History does not repeat itself, but it often rhymes. Much like Russia in 1917 and Germany in 1933, we are again falling into totalitarianism. The powers gaining control today do not look like Marxist Communism or National Socialism, but the means of control are same: suppression of information and free speech “for the good of the people.” The technology used to stifle dissent is new, but the result is the same. “Social cancelation” has replaced a bullet to the head, and “virtual concentration camps” have replaced brick and mortar camps, but dissent is again silenced by the ruling party.
To know what’s happening today, we need to know what happened yesterday. I recommend the book on Dachau, The Priest Barracks, and the movie on Auschwitz, The Zone of Interest. Both portray what actually happened, and is happening again, although the book is Catholic and the movie is not. Ironically, the movie, while portraying Nazi totalitarianism, falls captive to the feminist dictates our own totalitarianism: the film contains good and bad female characters, but all the male characters are bad!
Better than the book on Dachau or the movie on Auschwitz, however, is a good book on Mother Teresa (I recommend Something Beautiful for God by Malcom Muggeridge). Mother Teresa went through 50 years of interior darkness, of feeling unwanted and even “hated” by God, but she never lost her faith. "Jesus in my heart," she taught her sisters to pray, "I believe in your tender love for me. I love you." Soviet Communism and German Socialism, considering themselves “enlightened,” brought a terrible darkness to their Christian nations. Mother Teresa, knowing her own darkness in humility, brough an extraordinary light to her non-Christian nation.

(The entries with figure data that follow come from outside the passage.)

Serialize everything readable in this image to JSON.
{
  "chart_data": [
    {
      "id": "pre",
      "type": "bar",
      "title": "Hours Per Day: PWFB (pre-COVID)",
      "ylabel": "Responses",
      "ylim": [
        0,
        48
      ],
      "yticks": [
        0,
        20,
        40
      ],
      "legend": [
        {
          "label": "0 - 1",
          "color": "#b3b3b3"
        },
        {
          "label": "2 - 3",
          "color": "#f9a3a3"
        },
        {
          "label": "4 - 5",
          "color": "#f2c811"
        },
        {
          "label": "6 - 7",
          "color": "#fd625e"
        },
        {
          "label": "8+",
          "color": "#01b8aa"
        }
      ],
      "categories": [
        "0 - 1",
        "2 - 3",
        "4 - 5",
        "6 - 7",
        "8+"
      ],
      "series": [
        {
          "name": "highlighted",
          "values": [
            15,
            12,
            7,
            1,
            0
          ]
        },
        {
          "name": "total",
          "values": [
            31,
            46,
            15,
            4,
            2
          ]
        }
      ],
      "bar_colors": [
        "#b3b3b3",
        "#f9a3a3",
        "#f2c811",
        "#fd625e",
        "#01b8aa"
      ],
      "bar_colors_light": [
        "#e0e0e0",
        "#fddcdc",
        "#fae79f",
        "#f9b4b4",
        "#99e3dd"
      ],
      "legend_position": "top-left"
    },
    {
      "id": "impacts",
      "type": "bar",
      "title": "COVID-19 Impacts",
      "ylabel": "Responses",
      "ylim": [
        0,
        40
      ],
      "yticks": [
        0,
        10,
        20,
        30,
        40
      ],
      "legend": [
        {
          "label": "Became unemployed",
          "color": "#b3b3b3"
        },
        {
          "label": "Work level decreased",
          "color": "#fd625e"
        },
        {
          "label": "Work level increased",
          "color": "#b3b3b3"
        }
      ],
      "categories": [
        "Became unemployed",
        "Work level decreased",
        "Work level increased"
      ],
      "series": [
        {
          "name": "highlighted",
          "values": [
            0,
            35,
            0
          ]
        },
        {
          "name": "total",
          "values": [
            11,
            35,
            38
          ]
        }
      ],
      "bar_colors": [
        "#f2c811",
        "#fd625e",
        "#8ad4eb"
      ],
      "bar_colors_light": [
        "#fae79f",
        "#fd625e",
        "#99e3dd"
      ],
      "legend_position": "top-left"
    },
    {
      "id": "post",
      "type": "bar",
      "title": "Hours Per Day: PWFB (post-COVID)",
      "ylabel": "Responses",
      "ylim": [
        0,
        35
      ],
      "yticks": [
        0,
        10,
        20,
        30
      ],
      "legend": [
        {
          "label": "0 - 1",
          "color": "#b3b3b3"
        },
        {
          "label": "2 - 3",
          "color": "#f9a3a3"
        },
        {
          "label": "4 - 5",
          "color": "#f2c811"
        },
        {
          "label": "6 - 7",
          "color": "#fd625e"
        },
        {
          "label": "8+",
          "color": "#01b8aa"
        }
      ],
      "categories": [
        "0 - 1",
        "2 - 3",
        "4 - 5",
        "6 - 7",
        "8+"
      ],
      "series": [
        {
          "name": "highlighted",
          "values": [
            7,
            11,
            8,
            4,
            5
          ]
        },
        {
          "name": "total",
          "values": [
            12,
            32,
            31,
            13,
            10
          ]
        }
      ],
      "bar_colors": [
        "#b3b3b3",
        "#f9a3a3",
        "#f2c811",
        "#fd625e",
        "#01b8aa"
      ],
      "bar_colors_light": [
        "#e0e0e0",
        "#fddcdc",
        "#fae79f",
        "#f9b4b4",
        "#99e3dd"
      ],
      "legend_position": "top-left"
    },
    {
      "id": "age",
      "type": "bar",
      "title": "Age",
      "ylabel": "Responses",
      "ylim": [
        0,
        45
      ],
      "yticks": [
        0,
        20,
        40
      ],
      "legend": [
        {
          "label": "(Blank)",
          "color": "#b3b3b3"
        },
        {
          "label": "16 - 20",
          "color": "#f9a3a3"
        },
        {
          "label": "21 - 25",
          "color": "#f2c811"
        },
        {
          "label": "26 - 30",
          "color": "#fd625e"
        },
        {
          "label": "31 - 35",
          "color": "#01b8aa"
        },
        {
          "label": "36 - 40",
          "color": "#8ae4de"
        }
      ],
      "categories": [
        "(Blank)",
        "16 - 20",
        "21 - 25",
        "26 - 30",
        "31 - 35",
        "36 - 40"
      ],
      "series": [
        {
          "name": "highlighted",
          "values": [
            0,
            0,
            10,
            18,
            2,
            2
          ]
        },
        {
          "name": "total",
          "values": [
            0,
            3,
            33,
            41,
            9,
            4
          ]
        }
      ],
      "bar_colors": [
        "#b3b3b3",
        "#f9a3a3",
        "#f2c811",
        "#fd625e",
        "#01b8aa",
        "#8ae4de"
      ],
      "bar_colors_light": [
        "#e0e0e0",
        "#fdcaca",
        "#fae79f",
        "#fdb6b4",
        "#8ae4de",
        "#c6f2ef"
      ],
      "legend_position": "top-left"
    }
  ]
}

On my last day in Calcutta I decided to walk to the famous Howrah Bridge on the Hooghly River, a seven mile round trip through exceedingly crowded sidewalks and streets. I passed at least one hundred individuals every minute, looking on the faces of over 13,000 people during my 130 minute brisk walk. Each of those ten thousand individuals was unique, beautiful, and precious to God. Mother Teresa taught us that every person is infinitely good because every person is Jesus. “What you did for least of my brothers” (she quoted Jesus), “you did to me.” Beginning to believe in His "tender love for me," I can begin to love Him in return, and I can begin to love every last human person on our teeming planet. With that love, Auschwitz becomes Kalighat, a place of radiant love rather than a place of dark despair.